Methods: In this study, the pharmacodynamic study of Cyanidin-3-O-glucoside in PD mice was applied. It intends to take the “imbalance” and “balance” of intestinal microecology as the starting point to investigate the “gut-to-brain” hypothesis using metabolomics combined 16S rRNA gene sequencing methods. Simultaneously, Metabolomics analysis was implemented to acquire differential metabolites and microbiome was performed to analyze the composition and filter the remarkable altered gut microbiota at the phylum/genera level. Afterwards, metabolic pathway and functional prediction analysis of the screened differential metabolites and gut microbiota were applied using MetaboAnalyst database. In addition, Pearson correlation analysis was applied for the differential metabolites and gut microbiota. We found that Cyanidin-3-O-glucoside could protect MPTP-induced PD mice. 

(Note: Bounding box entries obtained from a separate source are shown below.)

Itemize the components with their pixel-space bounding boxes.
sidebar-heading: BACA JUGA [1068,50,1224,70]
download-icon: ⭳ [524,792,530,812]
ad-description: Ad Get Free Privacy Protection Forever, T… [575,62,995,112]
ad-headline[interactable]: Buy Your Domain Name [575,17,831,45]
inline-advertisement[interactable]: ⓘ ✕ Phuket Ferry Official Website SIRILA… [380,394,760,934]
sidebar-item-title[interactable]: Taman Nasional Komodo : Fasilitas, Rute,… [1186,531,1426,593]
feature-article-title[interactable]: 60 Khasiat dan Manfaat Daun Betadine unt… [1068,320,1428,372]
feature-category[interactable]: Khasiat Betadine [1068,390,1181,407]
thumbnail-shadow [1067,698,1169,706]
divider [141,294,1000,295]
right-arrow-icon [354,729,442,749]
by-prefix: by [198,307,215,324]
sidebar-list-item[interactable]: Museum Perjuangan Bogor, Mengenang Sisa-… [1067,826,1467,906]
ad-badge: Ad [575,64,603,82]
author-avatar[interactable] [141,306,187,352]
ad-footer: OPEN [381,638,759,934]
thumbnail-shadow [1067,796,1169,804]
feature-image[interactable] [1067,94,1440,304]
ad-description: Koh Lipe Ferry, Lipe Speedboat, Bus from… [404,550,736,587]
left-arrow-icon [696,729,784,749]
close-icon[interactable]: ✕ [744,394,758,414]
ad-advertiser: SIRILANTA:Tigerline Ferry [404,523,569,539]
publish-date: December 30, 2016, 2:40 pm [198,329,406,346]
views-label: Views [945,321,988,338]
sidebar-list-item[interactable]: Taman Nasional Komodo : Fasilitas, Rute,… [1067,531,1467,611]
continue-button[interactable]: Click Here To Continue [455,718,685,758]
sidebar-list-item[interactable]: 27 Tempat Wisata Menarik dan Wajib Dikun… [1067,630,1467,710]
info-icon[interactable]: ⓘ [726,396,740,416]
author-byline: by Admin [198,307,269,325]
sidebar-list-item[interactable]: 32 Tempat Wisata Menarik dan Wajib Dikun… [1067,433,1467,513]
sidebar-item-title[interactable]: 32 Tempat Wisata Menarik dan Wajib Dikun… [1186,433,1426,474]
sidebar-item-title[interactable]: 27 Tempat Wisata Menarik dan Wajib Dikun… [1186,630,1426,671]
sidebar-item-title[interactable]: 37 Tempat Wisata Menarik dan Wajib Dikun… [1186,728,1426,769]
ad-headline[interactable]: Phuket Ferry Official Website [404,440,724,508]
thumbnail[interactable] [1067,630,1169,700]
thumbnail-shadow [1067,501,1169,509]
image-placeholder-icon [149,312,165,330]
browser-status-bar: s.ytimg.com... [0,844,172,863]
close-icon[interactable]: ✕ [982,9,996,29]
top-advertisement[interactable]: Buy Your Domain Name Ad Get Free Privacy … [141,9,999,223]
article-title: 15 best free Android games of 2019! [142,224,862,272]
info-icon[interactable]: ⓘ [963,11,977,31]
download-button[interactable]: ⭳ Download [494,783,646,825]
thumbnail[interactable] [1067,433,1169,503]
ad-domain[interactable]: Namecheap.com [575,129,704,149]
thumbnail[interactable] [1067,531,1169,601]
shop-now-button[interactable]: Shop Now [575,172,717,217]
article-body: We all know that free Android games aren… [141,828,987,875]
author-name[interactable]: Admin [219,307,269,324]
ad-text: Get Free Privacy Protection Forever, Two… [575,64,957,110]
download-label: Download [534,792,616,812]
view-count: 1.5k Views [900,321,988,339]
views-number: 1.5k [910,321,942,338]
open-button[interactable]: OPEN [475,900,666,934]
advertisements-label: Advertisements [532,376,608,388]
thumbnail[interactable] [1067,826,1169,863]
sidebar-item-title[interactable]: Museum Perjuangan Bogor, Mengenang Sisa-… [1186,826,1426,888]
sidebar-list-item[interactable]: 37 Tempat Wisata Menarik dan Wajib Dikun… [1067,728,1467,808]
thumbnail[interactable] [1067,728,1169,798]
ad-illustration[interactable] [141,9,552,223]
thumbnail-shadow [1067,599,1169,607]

Results: Metabolomics analysis showing that MPTP-induced dysbiosis of gut microbiota significantly altered sixty-seven. The present studies have also shown that MPTP-induced PD are related to lipid metabolism, amino acid metabolism, et al. 16S rRNA sequencing analysis indicated that 5 phyla and 22 genera were significantly altered. Furthermore, the differential gut microbiota was interrelated with amino acid metabolism, et al. The metabolites and gut microbiota network diagram revealed significantly correlations between 11 genera and 8 differential metabolites.
Conclusions: In combination, this research offers potential molecular biomarkers, that should be validated for future translation into clinical applications for more accurate diagnosing Parkinson’s disease. Simultaneously, the results in this study laid a basis for further study of the association between host metabolisms, gut microbiota, and PD.